Тынянова книжка о Достоевском мне нравится{2}, и сам он — всезнающий, молодой, мне нравится. Уже женат, бедный.

Потом Моргенштерн читал по нашему почерку — изумительно; Анненкову, которого видит первый раз, сказал: «У вас по внешности слабая воля, а на деле — сильная. Вы сейчас — в самом расцвете и делаете нечто такое, от чего ожидаете великих результатов. Вы очень, очень большой человек».

Меня он определял долго, и все верно. Смесь мистицизма с реализмом и пр.

О Замятине сказал: это подражатель. Ничего своего. Натура нетворческая.

Изумительно было видеть, что Замятин обиделся. Не показал: жесты его волосатых рук были спокойны, он курил медленно, — но обиделся. И жена его обиделась, смеялась, но обиделась. (Анненков потом сказал мне: «Заметили, как она обиделась».)

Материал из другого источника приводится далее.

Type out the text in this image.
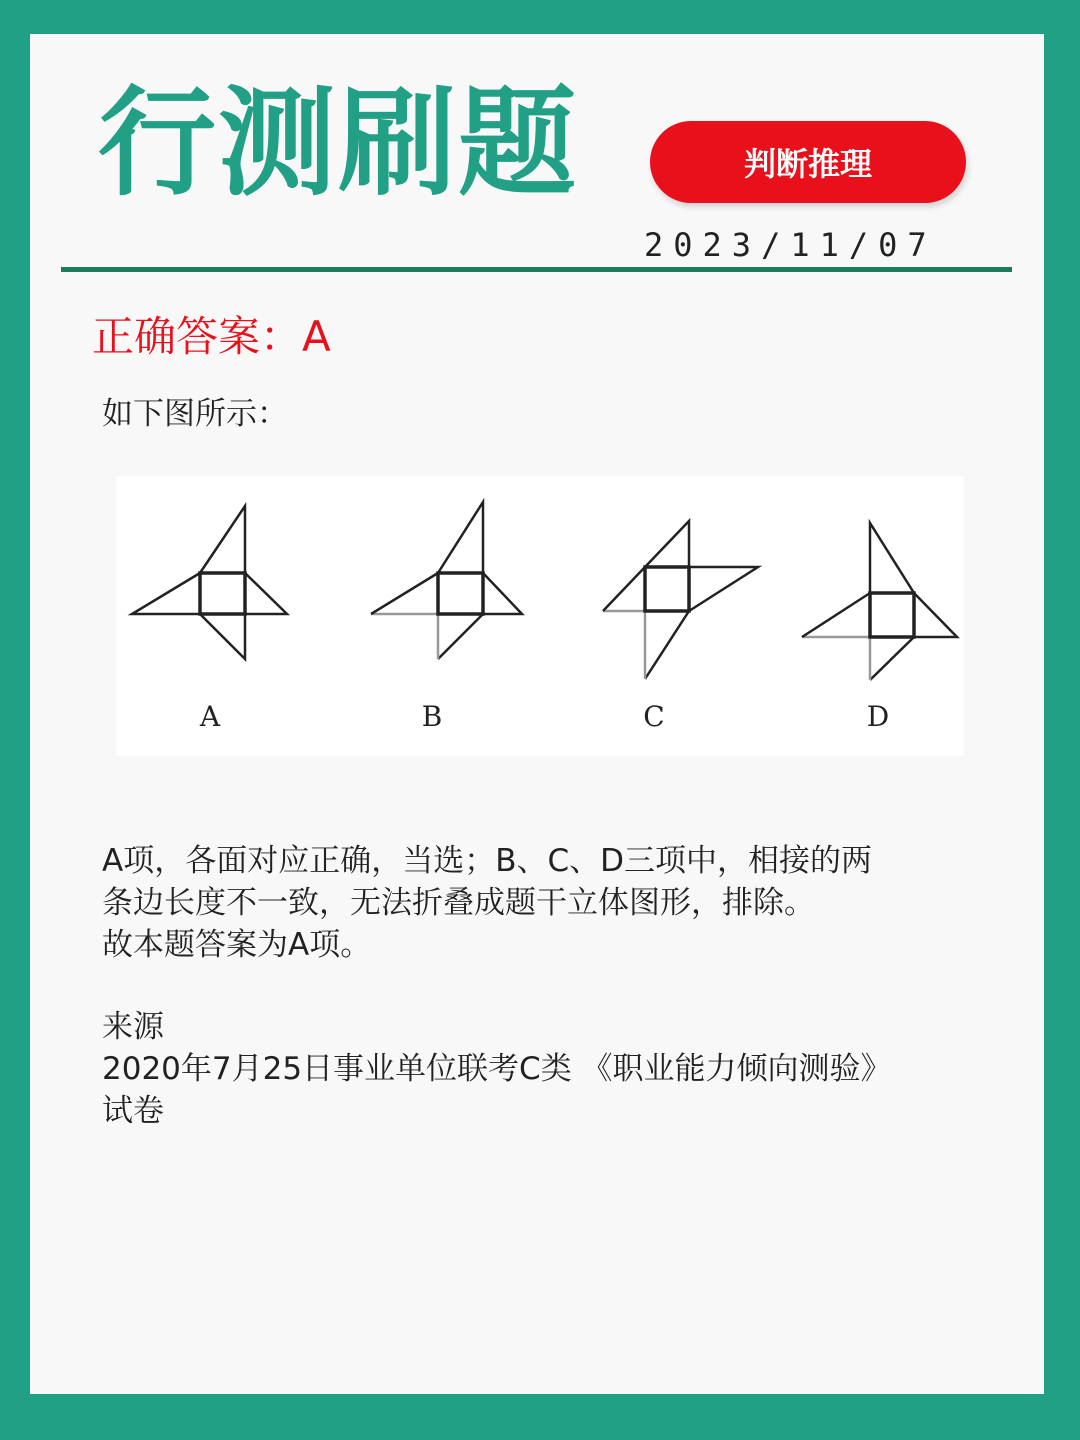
行测刷题	判断推理
2023/11/07
正确答案：A
如下图所示：
A	B	C	D
A项，各面对应正确，当选；B、C、D三项中，相接的两
条边长度不一致，无法折叠成题干立体图形，排除。
故本题答案为A项。
来源
2020年7月25日事业单位联考C类 《职业能力倾向测验》
试卷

Потом меня подозвал к себе проф. Тарле — и стал вести ту утонченную, умную, немного комплиментарную беседу, которая становится у нас так редка. Он любит мои писания больше, чем люблю их я. Он говорил мне: «У вас есть две классические статьи — классические. Их мог бы написать Тэн. Это — о Вербицкой и о Нате Пинкертоне. Я читаю их и перечитываю. И помню наизусть…» И стал цитировать.